Intermittents du spectacle à Toulouse

Lola Dolores
Mémé dans les orties
4 min readDec 6, 2016

Ils sont ingénieur du son, comédiens ou éclairagistes, travaillent souvent de nuit dans l’ombre des évènements culturels, et se posent beaucoup de questions sur leur avenir. Coup d’oeil sur ce statut étrange qu’est l’intermittence.

En France, environ 100 000 personnes bénéficient de ce régime particulier que l’on nomme l’intermittence du spectacle. Ils sont souvent affiliés à des métiers techniques dans le monde de l’audiovisuel et du spectacle, mais peuvent aussi être des professions artistiques et créatrices.

Nicolas est régisseur son depuis deux ans, après une formation en DMA à Nancy. Il a un peu voyagé en France, entre Nancy et Tours, avant de venir s’installer à Toulouse depuis trois mois pour rejoindre sa petite amie. « Ici, ça bouge un peu plus. Tours était trop proches de Paris, toutes les dates s’organisaient avec des prestataires parisiens. » C’est un peu le souci de ce métier, qui marche avant tout au réseau et au contact : la plupart des contrats se signent à Paris. Pas étonnant que plus de la moitié des intermittents du spectacle vivent dans la capitale …

“Il faut avoir du contact pour réussir à vivre en dehors de Paris.”

« C’est plus facile pour un casting d’embaucher un Parisien qui imitera l’accent méridional que de déplacer l’équipe pour faire un casting dans le Sud », nous dit Laura, comédienne et vivant du statut de l’intermittence depuis 5 ans. « Tout se fait sur place à la capitale.

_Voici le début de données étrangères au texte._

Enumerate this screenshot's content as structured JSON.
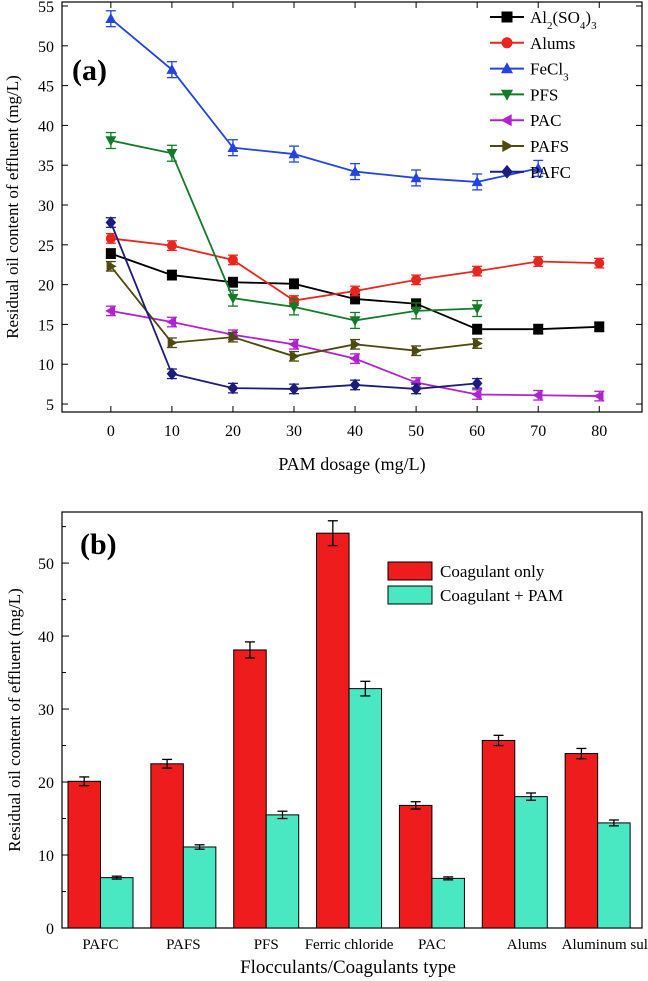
{
  "chart_data": [
    {
      "type": "line",
      "panel_label": "(a)",
      "xlabel": "PAM dosage  (mg/L)",
      "ylabel": "Residual oil content of effluent (mg/L)",
      "xlim": [
        -8,
        87
      ],
      "ylim": [
        4,
        55.5
      ],
      "xticks": [
        0,
        10,
        20,
        30,
        40,
        50,
        60,
        70,
        80
      ],
      "yticks": [
        5,
        10,
        15,
        20,
        25,
        30,
        35,
        40,
        45,
        50,
        55
      ],
      "x": [
        0,
        10,
        20,
        30,
        40,
        50,
        60,
        70,
        80
      ],
      "series": [
        {
          "name": "Al2(SO4)3",
          "legend_main": "Al",
          "legend_sub1": "2",
          "legend_mid": "(SO",
          "legend_sub2": "4",
          "legend_end": ")",
          "legend_sub3": "3",
          "color": "#000000",
          "marker": "square",
          "values": [
            23.9,
            21.2,
            20.3,
            20.1,
            18.2,
            17.6,
            14.4,
            14.4,
            14.7
          ]
        },
        {
          "name": "Alums",
          "color": "#e8251f",
          "marker": "circle",
          "values": [
            25.8,
            24.9,
            23.1,
            18.0,
            19.2,
            20.6,
            21.7,
            22.9,
            22.7
          ]
        },
        {
          "name": "FeCl3",
          "legend_main": "FeCl",
          "legend_sub1": "3",
          "color": "#2443e0",
          "marker": "triangle-up",
          "values": [
            53.4,
            47.0,
            37.2,
            36.4,
            34.2,
            33.4,
            32.9,
            34.6,
            null
          ]
        },
        {
          "name": "PFS",
          "color": "#127a28",
          "marker": "triangle-down",
          "values": [
            38.1,
            36.5,
            18.3,
            17.2,
            15.5,
            16.7,
            17.0,
            null,
            null
          ]
        },
        {
          "name": "PAC",
          "color": "#b022d0",
          "marker": "triangle-left",
          "values": [
            16.7,
            15.3,
            13.7,
            12.5,
            10.7,
            7.7,
            6.2,
            6.1,
            6.0
          ]
        },
        {
          "name": "PAFS",
          "color": "#4d4a10",
          "marker": "triangle-right",
          "values": [
            22.3,
            12.7,
            13.4,
            11.0,
            12.5,
            11.7,
            12.6,
            null,
            null
          ]
        },
        {
          "name": "PAFC",
          "color": "#1d1b7c",
          "marker": "diamond",
          "values": [
            27.8,
            8.8,
            7.0,
            6.9,
            7.4,
            6.9,
            7.6,
            null,
            null
          ]
        }
      ]
    },
    {
      "type": "bar",
      "panel_label": "(b)",
      "xlabel": "Flocculants/Coagulants type",
      "ylabel": "Residual oil content of effluent (mg/L)",
      "ylim": [
        0,
        57
      ],
      "yticks": [
        0,
        10,
        20,
        30,
        40,
        50
      ],
      "categories": [
        "PAFC",
        "PAFS",
        "PFS",
        "Ferric chloride",
        "PAC",
        "Alums",
        "Aluminum sulfate"
      ],
      "series": [
        {
          "name": "Coagulant only",
          "color": "#ee1c1c",
          "values": [
            20.1,
            22.5,
            38.1,
            54.1,
            16.8,
            25.7,
            23.9
          ],
          "errors": [
            0.6,
            0.6,
            1.1,
            1.7,
            0.5,
            0.7,
            0.7
          ]
        },
        {
          "name": "Coagulant + PAM",
          "color": "#4ae8c2",
          "values": [
            6.9,
            11.1,
            15.5,
            32.8,
            6.8,
            18.0,
            14.4
          ],
          "errors": [
            0.2,
            0.3,
            0.5,
            1.0,
            0.2,
            0.5,
            0.4
          ]
        }
      ]
    }
  ]
}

Il faut vraiment avoir du contact pour réussir à vivre en dehors de Paris. »

Des contacts, du réseau, autant de manières de trouver des emplois qui passent hors des circuits conventionnels. « Pôle Emploi n’est pas une plateforme adaptée à notre métier », nous dit Nicolas. « Notre savoir faire est trop spécifique, et les algorythmes de Pôle Emploi trop datés. » Un problème de mise à jour, réellement ? Nous avons posé la question au bureau Pôle Emploi de Patte d’Oie.

« Il est vrai que pour les métiers très spécifiques, notre plateforme n’est pas la mieux adaptée, nous répond une conseillère. D’où la nécessité pour les intermittents d’avoir un statut spécifique correspondant à leur besoin. Bien entendu ils pourront toujours trouver des emplois par le biais de nos offres, mais ils ne faut pas qu’ils se reposent sur ce seul outil pour réussir à faire leurs heures. »

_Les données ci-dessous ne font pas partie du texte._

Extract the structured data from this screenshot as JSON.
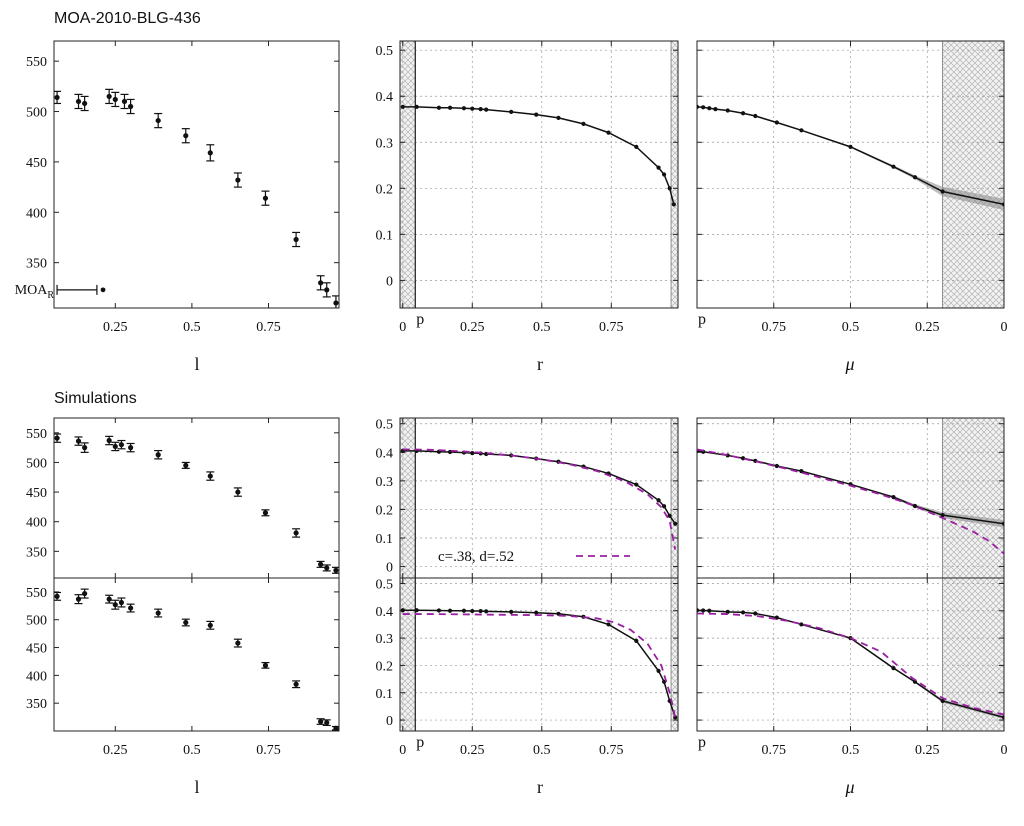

“Je connais très peu de personnes qui bénéficient réellement du statut d’intermittence.”

Des heures parfois bien difficiles à trouver, et plus contraignantes qu’il n’y paraît. « Jusqu’à maintenant, je n’ai travaillé qu’en CDD à la journée ou au week-end, nous confie Nicolas, ce qui fait que je n’ai pas pu remplir mes heures. » Le statut d’intermittent du spectacle est souvent remis en question par le Medef et ce statut est débattu chaque année. En effet la caisse est déficitaire, et ils bénéficient d’avantages sociaux non négligeables. Mais la réalité du terrain est toute autre. « Je connais très peu de personnes qui bénéficient réellement du statut, nous dit Laura. Beaucoup de mes amis comédiens signent en réalité des CDI par des associations en étant auto-entrepreneur. Le statut d’intermittent est avantageux à partir du moment où l’on fait beaucoup d’heures, ce qui n’est pas forcément le cas quand on débute ». Nicolas complète : « Pour l’employeur, le CDD est plus avantageux, car le statut d’intermittent à la journée ou au week end a trop de charges. Plus le temps d’intermittence est court, plus les charges sont importantes. Pour des contrats de 8 à 12 heures les employeurs n’en veulent pas. »

Nicolas est en tous cas ravi d’être sur Toulouse. « Cette ville a une grande dynamique culturelle. Beaucoup de projets et d’associations se montent, qui peuvent nous faire vivre en dehors de la capitale. C’est un grand plus de valoriser les initiatives locales. » Peut être la clef de ce grand débat réside t’elle tout simplement là dedans : permettre à des réseaux locaux de survivre en injectant plus de subventions aux régions pour dés-endiguer la main-mise parisienne. Sans intermittents, pas de spectacle, et il serait dommage que la fête s’arrête pour tous ceux qui vivent dans l’ombre.